Surface Plasmon Resonance Imaging Measurements of the Inhibition of Shiga-like Toxin by Synthetic Multivalent Inhibitors

Abstract

A variety of new methodologies to pattern biomolecules on surfaces and to detect binding events are currently being developed for high-throughput assay applications. Carbohydrates serve as attachment sites for toxins, bacteria, and viruses. Immobilized carbohydrate units can thus be used to directly detect these agents or as a platform for inhibitor assessment. In this work, modified glycosides were patterned on gold surfaces to monitor the binding of the homopentameric B₅ cell-recognition subunit of the Shiga-like toxin (SLT). Binding was detected with the label-free method of surface plasmon resonance (SPR) imaging. Two synthetic multivalent inhibitors were used in order to effect inhibitory binding, and SPR imaging is presented as a simple alternative to ELISA for the study of toxin inhibition.
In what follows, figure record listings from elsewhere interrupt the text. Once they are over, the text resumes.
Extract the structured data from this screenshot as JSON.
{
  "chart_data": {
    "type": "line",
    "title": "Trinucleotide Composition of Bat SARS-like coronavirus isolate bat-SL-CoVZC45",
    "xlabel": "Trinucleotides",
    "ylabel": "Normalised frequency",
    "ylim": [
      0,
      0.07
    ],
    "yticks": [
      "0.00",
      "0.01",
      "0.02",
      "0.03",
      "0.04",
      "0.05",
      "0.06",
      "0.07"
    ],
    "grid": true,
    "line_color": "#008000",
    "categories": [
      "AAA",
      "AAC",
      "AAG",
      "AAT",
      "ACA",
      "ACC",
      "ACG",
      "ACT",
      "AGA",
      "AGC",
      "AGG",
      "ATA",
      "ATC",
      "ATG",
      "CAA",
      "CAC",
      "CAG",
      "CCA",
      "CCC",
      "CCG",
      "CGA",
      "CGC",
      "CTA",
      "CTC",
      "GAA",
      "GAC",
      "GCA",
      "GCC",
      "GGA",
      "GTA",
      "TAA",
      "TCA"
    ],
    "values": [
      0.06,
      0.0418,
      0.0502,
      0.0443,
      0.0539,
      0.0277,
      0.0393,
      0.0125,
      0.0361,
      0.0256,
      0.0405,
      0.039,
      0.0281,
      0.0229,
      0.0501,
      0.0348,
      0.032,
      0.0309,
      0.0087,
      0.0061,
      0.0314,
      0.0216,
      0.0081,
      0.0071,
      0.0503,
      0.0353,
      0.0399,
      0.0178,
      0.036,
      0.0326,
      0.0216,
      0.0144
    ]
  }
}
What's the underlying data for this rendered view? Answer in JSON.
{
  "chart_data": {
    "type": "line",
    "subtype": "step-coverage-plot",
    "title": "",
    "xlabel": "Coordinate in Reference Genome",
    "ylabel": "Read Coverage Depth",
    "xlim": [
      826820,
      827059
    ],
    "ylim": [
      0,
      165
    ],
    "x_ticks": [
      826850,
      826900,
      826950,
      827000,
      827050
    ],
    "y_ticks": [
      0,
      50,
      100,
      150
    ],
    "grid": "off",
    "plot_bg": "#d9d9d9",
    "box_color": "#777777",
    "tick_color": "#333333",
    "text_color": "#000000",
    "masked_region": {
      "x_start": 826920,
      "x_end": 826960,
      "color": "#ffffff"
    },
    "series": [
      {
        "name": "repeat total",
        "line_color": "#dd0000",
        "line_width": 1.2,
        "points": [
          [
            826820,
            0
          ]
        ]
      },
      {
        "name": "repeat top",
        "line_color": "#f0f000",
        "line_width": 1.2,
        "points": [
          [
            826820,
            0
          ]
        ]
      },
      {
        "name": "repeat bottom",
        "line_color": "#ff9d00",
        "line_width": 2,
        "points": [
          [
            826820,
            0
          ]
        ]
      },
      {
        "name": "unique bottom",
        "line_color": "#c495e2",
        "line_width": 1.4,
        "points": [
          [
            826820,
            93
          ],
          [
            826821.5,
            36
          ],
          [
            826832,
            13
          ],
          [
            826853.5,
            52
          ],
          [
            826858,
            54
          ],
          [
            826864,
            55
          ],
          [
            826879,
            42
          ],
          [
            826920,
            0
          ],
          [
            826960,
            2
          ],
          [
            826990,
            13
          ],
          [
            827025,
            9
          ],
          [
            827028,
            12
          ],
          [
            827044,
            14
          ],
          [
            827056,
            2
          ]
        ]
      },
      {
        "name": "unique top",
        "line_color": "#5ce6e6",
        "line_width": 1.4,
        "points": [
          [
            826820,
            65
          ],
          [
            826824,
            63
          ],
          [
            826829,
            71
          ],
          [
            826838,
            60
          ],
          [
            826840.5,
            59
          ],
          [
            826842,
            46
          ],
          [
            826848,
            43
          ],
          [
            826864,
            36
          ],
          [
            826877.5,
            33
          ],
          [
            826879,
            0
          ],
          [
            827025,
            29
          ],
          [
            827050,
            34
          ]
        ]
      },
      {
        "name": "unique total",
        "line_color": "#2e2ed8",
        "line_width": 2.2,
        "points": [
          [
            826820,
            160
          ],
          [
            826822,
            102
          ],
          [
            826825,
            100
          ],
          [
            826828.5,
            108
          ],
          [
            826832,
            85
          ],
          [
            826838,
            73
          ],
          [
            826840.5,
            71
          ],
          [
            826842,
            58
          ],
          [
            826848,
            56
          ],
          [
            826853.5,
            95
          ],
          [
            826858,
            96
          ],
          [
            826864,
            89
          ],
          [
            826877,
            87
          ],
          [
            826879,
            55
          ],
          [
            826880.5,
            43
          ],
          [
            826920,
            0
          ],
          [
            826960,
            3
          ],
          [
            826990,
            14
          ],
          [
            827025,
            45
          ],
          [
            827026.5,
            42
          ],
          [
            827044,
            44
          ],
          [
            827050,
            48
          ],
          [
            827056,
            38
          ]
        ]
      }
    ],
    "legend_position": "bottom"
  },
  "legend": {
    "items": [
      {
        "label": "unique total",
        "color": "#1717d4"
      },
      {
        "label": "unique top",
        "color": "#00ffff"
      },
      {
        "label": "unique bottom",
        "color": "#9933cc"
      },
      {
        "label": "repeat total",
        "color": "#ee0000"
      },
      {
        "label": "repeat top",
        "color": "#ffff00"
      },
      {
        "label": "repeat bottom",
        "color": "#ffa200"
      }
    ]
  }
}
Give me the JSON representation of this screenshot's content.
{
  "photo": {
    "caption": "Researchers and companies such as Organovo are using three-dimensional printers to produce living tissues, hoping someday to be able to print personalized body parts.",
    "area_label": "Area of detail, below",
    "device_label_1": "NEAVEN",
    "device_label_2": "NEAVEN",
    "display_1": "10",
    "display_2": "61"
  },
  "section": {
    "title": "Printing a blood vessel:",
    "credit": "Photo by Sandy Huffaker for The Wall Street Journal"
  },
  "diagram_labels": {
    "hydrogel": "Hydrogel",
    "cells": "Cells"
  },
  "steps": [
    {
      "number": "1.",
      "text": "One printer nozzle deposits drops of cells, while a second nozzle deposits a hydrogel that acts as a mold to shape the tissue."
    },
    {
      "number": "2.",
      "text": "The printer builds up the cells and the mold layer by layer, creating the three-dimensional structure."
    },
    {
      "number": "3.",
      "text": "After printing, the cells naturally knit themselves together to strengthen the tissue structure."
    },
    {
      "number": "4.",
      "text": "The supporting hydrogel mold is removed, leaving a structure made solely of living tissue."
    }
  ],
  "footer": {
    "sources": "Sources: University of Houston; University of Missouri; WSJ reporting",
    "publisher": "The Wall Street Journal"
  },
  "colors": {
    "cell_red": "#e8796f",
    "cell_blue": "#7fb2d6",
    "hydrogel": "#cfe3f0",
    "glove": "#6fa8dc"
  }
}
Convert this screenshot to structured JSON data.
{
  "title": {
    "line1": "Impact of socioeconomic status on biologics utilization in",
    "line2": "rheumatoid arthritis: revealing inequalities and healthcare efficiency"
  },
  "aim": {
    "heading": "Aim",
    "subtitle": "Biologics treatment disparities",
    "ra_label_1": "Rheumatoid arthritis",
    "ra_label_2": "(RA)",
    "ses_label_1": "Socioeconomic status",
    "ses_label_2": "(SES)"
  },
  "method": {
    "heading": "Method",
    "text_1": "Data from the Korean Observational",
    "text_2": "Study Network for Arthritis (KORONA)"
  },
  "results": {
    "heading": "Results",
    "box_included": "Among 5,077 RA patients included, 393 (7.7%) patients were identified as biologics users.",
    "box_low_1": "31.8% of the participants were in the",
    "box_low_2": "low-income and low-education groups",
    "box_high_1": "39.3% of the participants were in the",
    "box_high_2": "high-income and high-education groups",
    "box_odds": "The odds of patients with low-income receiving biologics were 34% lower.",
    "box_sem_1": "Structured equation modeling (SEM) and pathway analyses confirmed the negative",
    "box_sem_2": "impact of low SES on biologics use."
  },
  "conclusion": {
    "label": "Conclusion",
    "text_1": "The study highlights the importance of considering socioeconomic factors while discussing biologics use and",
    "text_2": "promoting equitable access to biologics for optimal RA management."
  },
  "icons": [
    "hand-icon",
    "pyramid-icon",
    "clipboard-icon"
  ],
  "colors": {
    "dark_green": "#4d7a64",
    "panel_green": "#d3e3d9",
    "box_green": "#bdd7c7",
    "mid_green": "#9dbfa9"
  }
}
In contrast to existing methods for the study of carbohydrate−protein interactions, in particular ELISA, the use of micropatterned sensor surfaces is shown to be advantageous due to a decrease in complications and manual labor from numerous blocking, washing, and labeling steps. Carbohydrate receptor density on the sensor surface was optimized in order to effect the maximum binding of the SLT. The IC₅₀ values determined were in the low-nanomolar range for each of the two inhibitors studied.